As discussed previously in this blog I think 3D TV for home and domestic viewing has been and gone. A bit of a damp squib to be honest. At least for the time being. There are undoubtedly a number of medical, diagnostic and industrial applications where 3D images, displays and applications will carve out an essential and invaluable niche.

So Curved TVs. The marketing blurb says they provide and produce a more immersive viewing experience. Isn’t that what 3D was going to do?

Judging by a number of online e-commerce sites I have looked at, Curved TVs appear to be more considerably expensive than the more traditional flat screen TV.

Apparently, the viewing experience is more immersive. This is provided I sit at or near the ‘sweet spot’ – close to the focal length (the radius of the curve) and directly perpendicular to the screen. Sorry, rest of the family and friends it’s just not going to be the same for you. There is also the issues of unwanted reflections and minor image distortions.

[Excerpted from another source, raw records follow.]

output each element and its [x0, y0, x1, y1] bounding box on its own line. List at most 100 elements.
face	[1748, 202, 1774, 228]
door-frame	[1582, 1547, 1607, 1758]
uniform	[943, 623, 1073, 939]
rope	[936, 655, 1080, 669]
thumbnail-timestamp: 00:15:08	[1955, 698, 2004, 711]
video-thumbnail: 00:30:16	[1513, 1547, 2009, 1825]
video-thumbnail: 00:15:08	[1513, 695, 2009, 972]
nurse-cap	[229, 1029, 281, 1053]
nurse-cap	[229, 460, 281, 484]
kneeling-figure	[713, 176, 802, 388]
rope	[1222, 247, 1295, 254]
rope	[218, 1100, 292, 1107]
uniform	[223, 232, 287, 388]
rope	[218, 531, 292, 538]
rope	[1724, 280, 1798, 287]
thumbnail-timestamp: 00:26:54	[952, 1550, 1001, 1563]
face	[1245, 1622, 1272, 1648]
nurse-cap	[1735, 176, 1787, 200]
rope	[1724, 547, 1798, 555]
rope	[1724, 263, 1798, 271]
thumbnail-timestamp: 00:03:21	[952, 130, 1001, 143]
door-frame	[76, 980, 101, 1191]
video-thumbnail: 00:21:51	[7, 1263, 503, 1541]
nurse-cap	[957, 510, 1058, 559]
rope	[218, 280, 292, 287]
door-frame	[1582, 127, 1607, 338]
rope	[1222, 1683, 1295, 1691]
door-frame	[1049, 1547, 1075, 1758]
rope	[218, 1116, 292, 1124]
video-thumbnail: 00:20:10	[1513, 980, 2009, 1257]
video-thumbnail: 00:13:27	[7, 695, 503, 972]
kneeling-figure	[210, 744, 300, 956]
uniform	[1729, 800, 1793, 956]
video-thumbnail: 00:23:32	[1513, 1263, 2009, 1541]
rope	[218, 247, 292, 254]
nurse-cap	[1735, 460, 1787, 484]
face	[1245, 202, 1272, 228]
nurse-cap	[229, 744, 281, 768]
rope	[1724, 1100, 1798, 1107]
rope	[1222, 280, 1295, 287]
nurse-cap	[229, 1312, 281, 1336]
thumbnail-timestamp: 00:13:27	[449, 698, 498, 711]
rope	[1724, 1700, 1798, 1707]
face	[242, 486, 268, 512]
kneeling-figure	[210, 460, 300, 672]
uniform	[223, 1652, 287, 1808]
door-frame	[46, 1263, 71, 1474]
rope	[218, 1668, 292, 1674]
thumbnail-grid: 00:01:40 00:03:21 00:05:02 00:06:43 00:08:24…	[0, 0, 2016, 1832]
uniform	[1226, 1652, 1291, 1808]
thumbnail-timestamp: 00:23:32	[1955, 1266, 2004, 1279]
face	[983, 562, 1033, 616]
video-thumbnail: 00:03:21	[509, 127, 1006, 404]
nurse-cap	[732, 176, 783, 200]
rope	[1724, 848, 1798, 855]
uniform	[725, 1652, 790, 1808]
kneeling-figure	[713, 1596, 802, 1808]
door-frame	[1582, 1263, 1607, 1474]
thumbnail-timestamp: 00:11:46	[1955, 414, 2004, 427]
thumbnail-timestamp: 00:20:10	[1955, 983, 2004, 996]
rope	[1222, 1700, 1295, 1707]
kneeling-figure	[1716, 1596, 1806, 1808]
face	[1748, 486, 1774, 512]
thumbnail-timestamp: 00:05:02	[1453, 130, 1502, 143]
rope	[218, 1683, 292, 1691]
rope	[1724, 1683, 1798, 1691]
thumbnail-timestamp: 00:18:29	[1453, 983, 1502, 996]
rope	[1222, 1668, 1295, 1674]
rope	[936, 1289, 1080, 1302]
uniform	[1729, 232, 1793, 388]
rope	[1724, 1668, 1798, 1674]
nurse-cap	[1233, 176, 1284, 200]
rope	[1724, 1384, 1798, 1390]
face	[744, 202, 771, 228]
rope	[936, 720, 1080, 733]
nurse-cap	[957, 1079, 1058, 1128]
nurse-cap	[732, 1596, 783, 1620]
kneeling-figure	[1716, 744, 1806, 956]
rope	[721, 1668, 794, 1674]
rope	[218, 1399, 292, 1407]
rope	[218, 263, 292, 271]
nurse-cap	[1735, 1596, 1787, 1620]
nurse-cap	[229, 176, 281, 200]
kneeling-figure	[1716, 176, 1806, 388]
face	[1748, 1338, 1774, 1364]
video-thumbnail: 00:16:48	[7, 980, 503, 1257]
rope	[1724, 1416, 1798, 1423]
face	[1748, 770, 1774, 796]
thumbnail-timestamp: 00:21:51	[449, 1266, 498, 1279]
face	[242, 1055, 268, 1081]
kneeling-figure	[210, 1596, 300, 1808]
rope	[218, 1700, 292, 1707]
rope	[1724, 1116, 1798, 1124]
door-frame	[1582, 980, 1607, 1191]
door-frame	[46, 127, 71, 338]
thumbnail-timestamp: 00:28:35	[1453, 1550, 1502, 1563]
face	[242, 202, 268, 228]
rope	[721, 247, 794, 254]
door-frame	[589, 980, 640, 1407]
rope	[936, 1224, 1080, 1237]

Aesthetically, they look pretty impressive but Curved TVs are curved. Therein lies another concern. My current flat screen TV is beautifully flat. It sits snug and adjacent to the wall. It’s unobtrusive; in the way a 42-inch plasma TV attached to the living room wall is unobtrusive. Wouldn’t a large curved TV screen on the wall be that much more intrusive?

So, given the additional cost and the other admittedly fairly minor viewing issues, I think for the time being I’m going to stick with a full flat viewing experience.